Color is a significant area of interest for me and has broad, universal appeal, as does the medium of photography. In my work, often placed within the context of such practices — Abstract Expressionism, Minimal and Conceptual Art — I focus on photography’s indexical elements — how pure color and light create form. From my ongoing experiments, digging deeper into color’s mother lode, an enriched palette has been created, expanding the medium’s short history in color. Using the cyanotype process I will hand-coat the formula onto fine art paper, contact print my cliché-verre/drawing/negative/object and expose it to the sun. The process will finish in a water bath, during which an image quickly appears and the print allowed to dry. The sun will make for an open-air (dark) room, the "colore" of my title's project, resulting in cliché-verre prints/cyanotype photograms of varying sizes and compositions, or even in sections for a monumental, gridded tableau in line and shape, pattern and shadow, circle and square, triangle and spiral, as seen in my pictures and homage to Disegno e Colore.
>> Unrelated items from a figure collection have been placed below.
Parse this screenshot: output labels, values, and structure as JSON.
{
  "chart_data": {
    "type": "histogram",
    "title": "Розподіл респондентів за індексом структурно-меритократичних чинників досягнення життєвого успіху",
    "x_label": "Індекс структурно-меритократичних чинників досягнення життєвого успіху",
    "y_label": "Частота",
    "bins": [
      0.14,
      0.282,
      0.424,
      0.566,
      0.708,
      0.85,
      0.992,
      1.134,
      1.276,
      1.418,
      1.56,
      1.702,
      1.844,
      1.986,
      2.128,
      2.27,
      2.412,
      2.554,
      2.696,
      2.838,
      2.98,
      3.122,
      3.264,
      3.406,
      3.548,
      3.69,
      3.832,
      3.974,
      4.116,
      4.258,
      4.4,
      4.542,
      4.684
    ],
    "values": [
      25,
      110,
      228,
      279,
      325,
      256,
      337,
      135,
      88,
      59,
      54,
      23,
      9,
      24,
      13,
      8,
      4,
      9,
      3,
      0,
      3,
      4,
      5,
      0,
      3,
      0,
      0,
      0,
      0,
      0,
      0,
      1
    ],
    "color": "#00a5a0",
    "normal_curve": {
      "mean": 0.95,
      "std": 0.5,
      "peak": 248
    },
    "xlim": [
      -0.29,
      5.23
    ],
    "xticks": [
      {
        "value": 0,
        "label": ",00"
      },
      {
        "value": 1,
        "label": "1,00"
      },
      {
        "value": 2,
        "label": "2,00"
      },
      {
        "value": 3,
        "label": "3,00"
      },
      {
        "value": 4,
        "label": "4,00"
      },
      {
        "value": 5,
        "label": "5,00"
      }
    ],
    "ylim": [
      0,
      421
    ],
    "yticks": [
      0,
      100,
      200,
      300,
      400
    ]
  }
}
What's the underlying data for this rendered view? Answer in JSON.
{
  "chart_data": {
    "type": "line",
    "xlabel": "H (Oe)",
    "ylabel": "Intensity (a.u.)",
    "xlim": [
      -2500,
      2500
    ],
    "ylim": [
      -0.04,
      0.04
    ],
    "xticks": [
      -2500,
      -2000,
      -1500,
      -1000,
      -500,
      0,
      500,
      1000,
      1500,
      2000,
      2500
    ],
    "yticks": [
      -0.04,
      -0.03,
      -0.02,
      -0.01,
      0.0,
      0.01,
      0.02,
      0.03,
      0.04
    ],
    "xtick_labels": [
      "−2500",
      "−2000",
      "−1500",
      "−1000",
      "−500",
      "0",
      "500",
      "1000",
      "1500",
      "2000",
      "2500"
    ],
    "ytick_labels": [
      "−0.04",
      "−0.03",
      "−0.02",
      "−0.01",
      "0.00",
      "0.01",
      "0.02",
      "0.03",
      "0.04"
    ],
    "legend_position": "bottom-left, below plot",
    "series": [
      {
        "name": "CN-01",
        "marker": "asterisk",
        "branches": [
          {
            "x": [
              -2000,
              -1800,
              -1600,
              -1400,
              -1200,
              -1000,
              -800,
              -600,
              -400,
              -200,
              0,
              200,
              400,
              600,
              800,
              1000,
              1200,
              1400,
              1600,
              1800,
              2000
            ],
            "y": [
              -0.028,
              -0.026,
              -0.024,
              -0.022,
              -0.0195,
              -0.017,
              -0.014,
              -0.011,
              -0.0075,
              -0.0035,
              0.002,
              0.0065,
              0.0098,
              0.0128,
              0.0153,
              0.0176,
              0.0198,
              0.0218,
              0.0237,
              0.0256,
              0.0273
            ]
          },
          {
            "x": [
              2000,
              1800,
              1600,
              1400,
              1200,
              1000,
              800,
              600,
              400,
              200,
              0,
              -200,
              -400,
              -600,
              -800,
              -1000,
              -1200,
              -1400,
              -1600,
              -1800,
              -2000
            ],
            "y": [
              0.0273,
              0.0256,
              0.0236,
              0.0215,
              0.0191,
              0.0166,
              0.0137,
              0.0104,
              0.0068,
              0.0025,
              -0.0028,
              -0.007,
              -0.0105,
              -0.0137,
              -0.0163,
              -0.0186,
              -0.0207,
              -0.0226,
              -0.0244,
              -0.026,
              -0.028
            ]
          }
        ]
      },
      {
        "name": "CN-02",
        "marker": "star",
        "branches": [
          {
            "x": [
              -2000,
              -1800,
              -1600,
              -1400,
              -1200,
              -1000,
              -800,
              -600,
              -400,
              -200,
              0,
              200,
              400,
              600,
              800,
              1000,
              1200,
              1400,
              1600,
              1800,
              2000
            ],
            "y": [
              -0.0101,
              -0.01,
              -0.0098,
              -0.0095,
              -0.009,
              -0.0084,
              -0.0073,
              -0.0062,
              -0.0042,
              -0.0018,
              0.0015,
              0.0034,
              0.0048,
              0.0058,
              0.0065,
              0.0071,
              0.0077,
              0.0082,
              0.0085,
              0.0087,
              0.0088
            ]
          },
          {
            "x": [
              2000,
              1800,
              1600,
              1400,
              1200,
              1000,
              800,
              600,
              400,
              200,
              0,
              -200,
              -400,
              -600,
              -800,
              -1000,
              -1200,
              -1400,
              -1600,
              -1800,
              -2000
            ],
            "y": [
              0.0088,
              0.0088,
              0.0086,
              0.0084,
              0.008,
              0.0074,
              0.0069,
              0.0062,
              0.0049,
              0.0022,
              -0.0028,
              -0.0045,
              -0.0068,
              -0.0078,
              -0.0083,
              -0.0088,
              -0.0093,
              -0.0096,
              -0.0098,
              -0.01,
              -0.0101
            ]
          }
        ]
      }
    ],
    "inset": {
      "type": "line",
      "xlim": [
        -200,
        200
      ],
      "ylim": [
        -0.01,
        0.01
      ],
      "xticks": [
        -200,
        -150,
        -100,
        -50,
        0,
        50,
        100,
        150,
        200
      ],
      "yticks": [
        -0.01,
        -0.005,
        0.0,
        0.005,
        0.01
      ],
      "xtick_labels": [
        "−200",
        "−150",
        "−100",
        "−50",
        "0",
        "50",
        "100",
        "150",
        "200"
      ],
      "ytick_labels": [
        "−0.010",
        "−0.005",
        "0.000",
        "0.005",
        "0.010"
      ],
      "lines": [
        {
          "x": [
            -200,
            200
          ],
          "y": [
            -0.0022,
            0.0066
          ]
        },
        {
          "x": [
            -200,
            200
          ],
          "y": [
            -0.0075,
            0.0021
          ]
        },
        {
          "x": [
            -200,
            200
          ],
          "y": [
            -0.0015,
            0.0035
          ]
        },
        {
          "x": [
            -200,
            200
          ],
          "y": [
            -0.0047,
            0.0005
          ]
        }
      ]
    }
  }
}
Prints in various sizes constructed in sections/parts/whole as collage/series/triptych or in any possible, formal combinations would echo nature and the architecture in the South of France, and furnish a reference, an image bank, mapping system, and template. This proposal would allow a return to my initial investigations into early vintage methods of art making while exploring abstraction and minimalism using cliché-verre, cyanotype and photogram methods, and combinations thereof. This parallels my photogram work (1992-2015) in black/white and color, categorically entitled Struck by Light. Unique images of varying size/scale would be explored, creating monumental cyanotype prints or sections for a grid-like installation, thus expanding my color repertoire and concepts about “drawing with light”, a historical phrase associated with photography. In effect, these cliché-verres are my “negatives” — drawings I made that could be used in numerous creative ways applying other non-silver processes such as platinum/palladium and gum bichromate or in contemporary black and white or color prints at a later date.

To create a new body of abstract/minimal work, “blowing up”, a photographic term, my form/object and color/no color to make bigger, bolder prints in shades of blue, will offer me new experiences in visual thinking.